Wendy Stephens, who has kept vigil over the islands’ seniors for decades, is retiring from her position with the county.
The Mullis Center cafeteria housed a dozen tables at its lunch on Jan. 17, each with five to six seniors seated at them. Front and center in the dining room was “table nine” – a reserved space with balloons and cards for Stephens left by staff and clients of the senior center. She also enjoyed a black forest chocolate cake special ordered from a bakery in Bellingham.
“I feel so blessed to have had a profession that I absolutely love,” Stephens said. “I absolutely love the whole social services arena and the seniors in particular as such a wonderful, wonderful population to work for. They’re so endearing, so that’s been extraordinary. At the end of the day, it feels like important work and that’s really gratifying to me.”
Sixty-five-year-old Stephens is retiring on Jan. 23 to travel and spend time with her family. She leaves behind a simple, but powerful message: people matter.
Those two words have motivated Stephens throughout her time working with island seniors. She is a short, spunky woman who greets new people with a hug. Listening to her talk, it doesn’t take long to hear a slight New York accent, the remnants of her youth.
Stephens was born and raised in New York City, and that is where she earned her master’s in social work in the 70s. She and her husband Dylan moved to Issaquah, Washington in 1979.
The couple moved to San Juan Island in 1994 when Stephens accepted a position at a convalescent center on the island. In 1998, she was offered a senior services job by the county and was present when the Mullis Center first opened. After taking a sabbatical from 2005 until 2012 to live in Hawaii and Europe, Stephens resumed her work at senior services and was promoted to manager 3.5 years ago.
“I’ve been blessed that Wendy took on this role,” Health and Human Services Director Mark Tompkins said. “We’ve been blessed that she took that on and has taken senior services in a very positive and wonderful direction.”
Stephens explained at the most recent county board of health meeting on Jan. 16 that there were more than 6,000 instances where contact was made between elderly islanders and senior services last year.
“We have the largest senior population in the state,” Stephens said. “Every decision we make, particularly to our older population, is important.”
In her retirement, she plans to travel to Britain and Europe with her husband Dylan to visit their three children and five grandchildren.
“I’m very confident that I leave at a good time. The department’s absolutely solid,” Stephens said. “Mark has extraordinary leadership, so I have no doubt that senior services will continue to be very progressive.”
Tompkins said his goal is that senior services builds on the work Stephens has done, like additional health and wellness classes and other services to provide to seniors. She has started the ball rolling on so many projects, he said and added that Stephens is leaving the department on the path to continue that work. She has spent a lot of time looking for programs and services to attract seniors to the centers and it is working according to statistics, she explained at the Board of Health meeting.
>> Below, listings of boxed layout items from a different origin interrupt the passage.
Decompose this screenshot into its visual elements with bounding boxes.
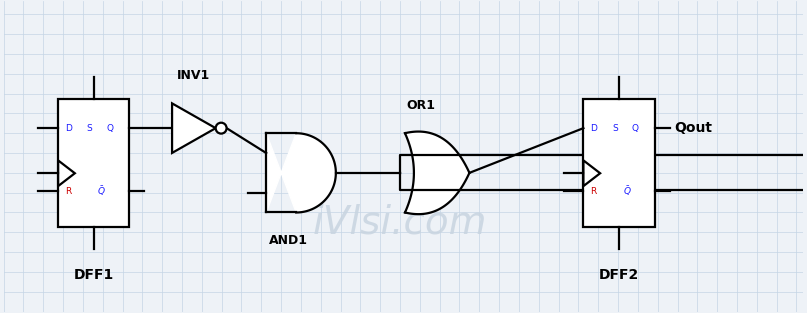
Text: $\bar{Q}$: $\bar{Q}$ <box>98 184 106 198</box>
Text: R: R <box>65 187 72 196</box>
Polygon shape <box>172 103 215 153</box>
Bar <box>583 99 654 227</box>
Text: R: R <box>591 187 596 196</box>
Text: DFF1: DFF1 <box>73 268 114 282</box>
Polygon shape <box>266 133 336 213</box>
Text: iVlsi.com: iVlsi.com <box>313 203 487 241</box>
Text: S: S <box>612 124 617 133</box>
Bar <box>58 99 129 227</box>
Text: Q: Q <box>107 124 114 133</box>
Text: OR1: OR1 <box>407 99 436 112</box>
Text: D: D <box>591 124 597 133</box>
Text: AND1: AND1 <box>269 234 307 247</box>
Text: Q: Q <box>632 124 639 133</box>
Circle shape <box>215 123 227 134</box>
Text: DFF2: DFF2 <box>599 268 639 282</box>
Text: INV1: INV1 <box>178 69 211 82</box>
Text: $\bar{Q}$: $\bar{Q}$ <box>623 184 631 198</box>
Text: Qout: Qout <box>675 121 713 135</box>
Text: S: S <box>86 124 92 133</box>
Text: D: D <box>65 124 72 133</box>
Polygon shape <box>405 131 470 214</box>
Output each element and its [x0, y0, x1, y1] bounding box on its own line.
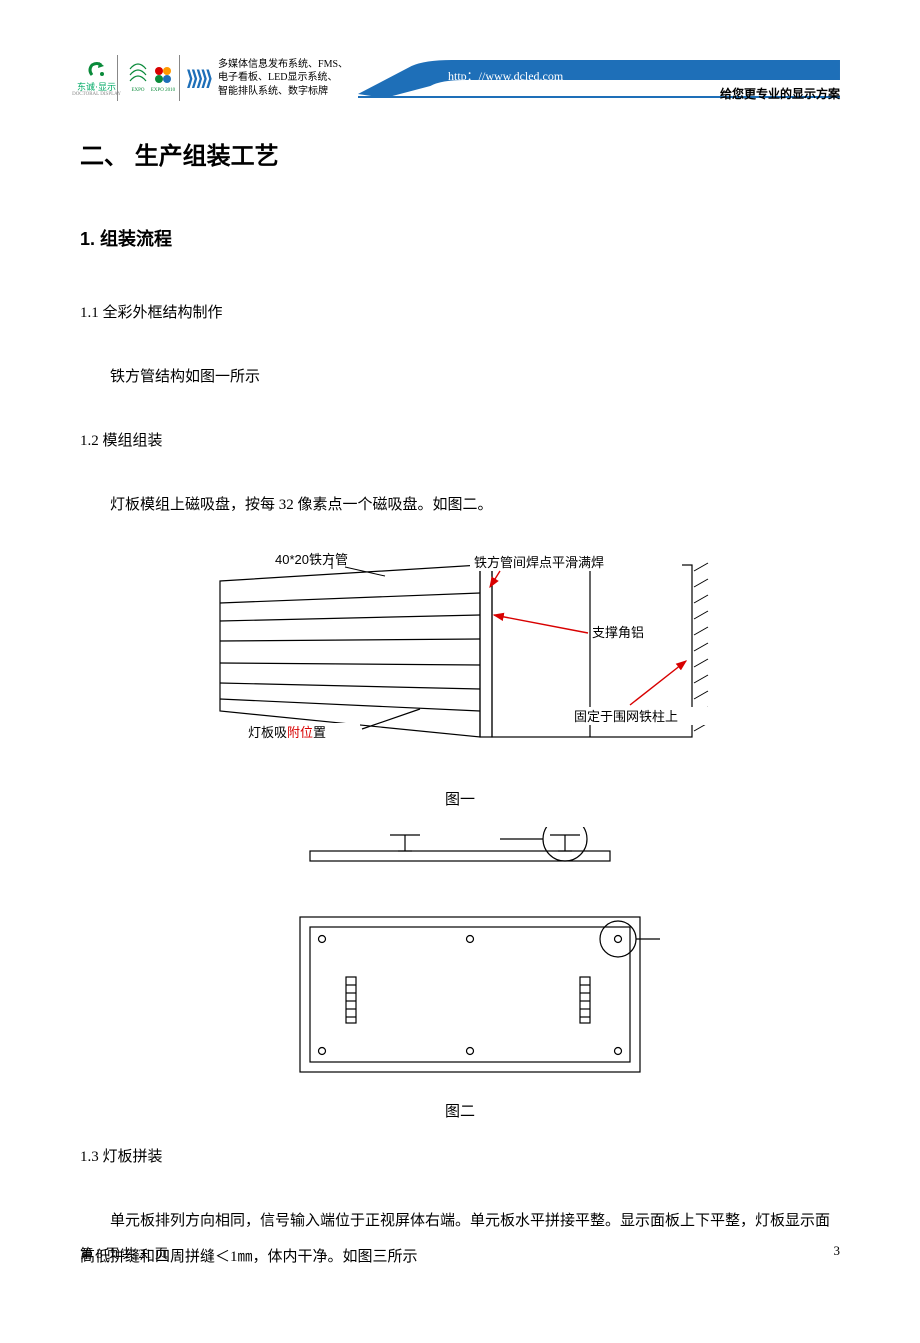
brand-name-en: DOCTORAL DISPLAY — [72, 92, 121, 97]
fig1-label-fix: 固定于围网铁柱上 — [574, 709, 678, 724]
figure-1: 40*20铁方管 铁方管间焊点平滑满焊 支撑角铝 固定于围网铁柱上 灯板吸附位置 — [80, 551, 840, 776]
figure-1-caption: 图一 — [80, 788, 840, 809]
banner-line1: 多媒体信息发布系统、FMS、 — [218, 58, 348, 72]
para-1-3: 1.3 灯板拼装 — [80, 1139, 840, 1175]
fig1-label-suction: 灯板吸附位置 — [248, 725, 326, 740]
logo-arrow-icon — [86, 59, 108, 81]
banner-line2: 电子看板、LED显示系统、 — [218, 71, 348, 85]
page-footer: 第 3 页 共 21 页 3 — [80, 1243, 840, 1262]
para-1-1-body: 铁方管结构如图一所示 — [80, 359, 840, 395]
para-1-2-body: 灯板模组上磁吸盘，按每 32 像素点一个磁吸盘。如图二。 — [80, 487, 840, 523]
chevrons-icon: ⟩⟩⟩⟩⟩ — [186, 66, 210, 91]
logo-block: 东诚·显示 DOCTORAL DISPLAY EXPO EXPO 2010 ⟩⟩… — [80, 55, 218, 101]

For the past three years, Stephens has overseen the work done by the islands’ three senior services specialists: San Juan’s Debbie Haagensen, Orcas’ Jami Mitchell and Lopez’ Roni Becker. Human Services Manager Barbara LaBrash will be taking over Stephen’s duties, which include coordinating case management, family caregiver support, organizing support groups, scheduling health and wellness classes and more.
“I think our health and community services department is pretty awesome as far as I am concerned. It totally rocks,” Stephens said.
The San Juan County Health and Community Services department restructured recently resulting in a merger of senior services and human services. An Orcas islander, LaBrash will be based on Orcas but will spend part of her time on San Juan and Lopez as well.
“Whatever the senior needs, we are here to do our best to help serve,” Stephens said.
When asked whether her world travels will someday bring her back to the islands, Stephens was unsure.
“The doors are always open in one’s lifetime so I just like to follow the journey and see where it goes,” she said.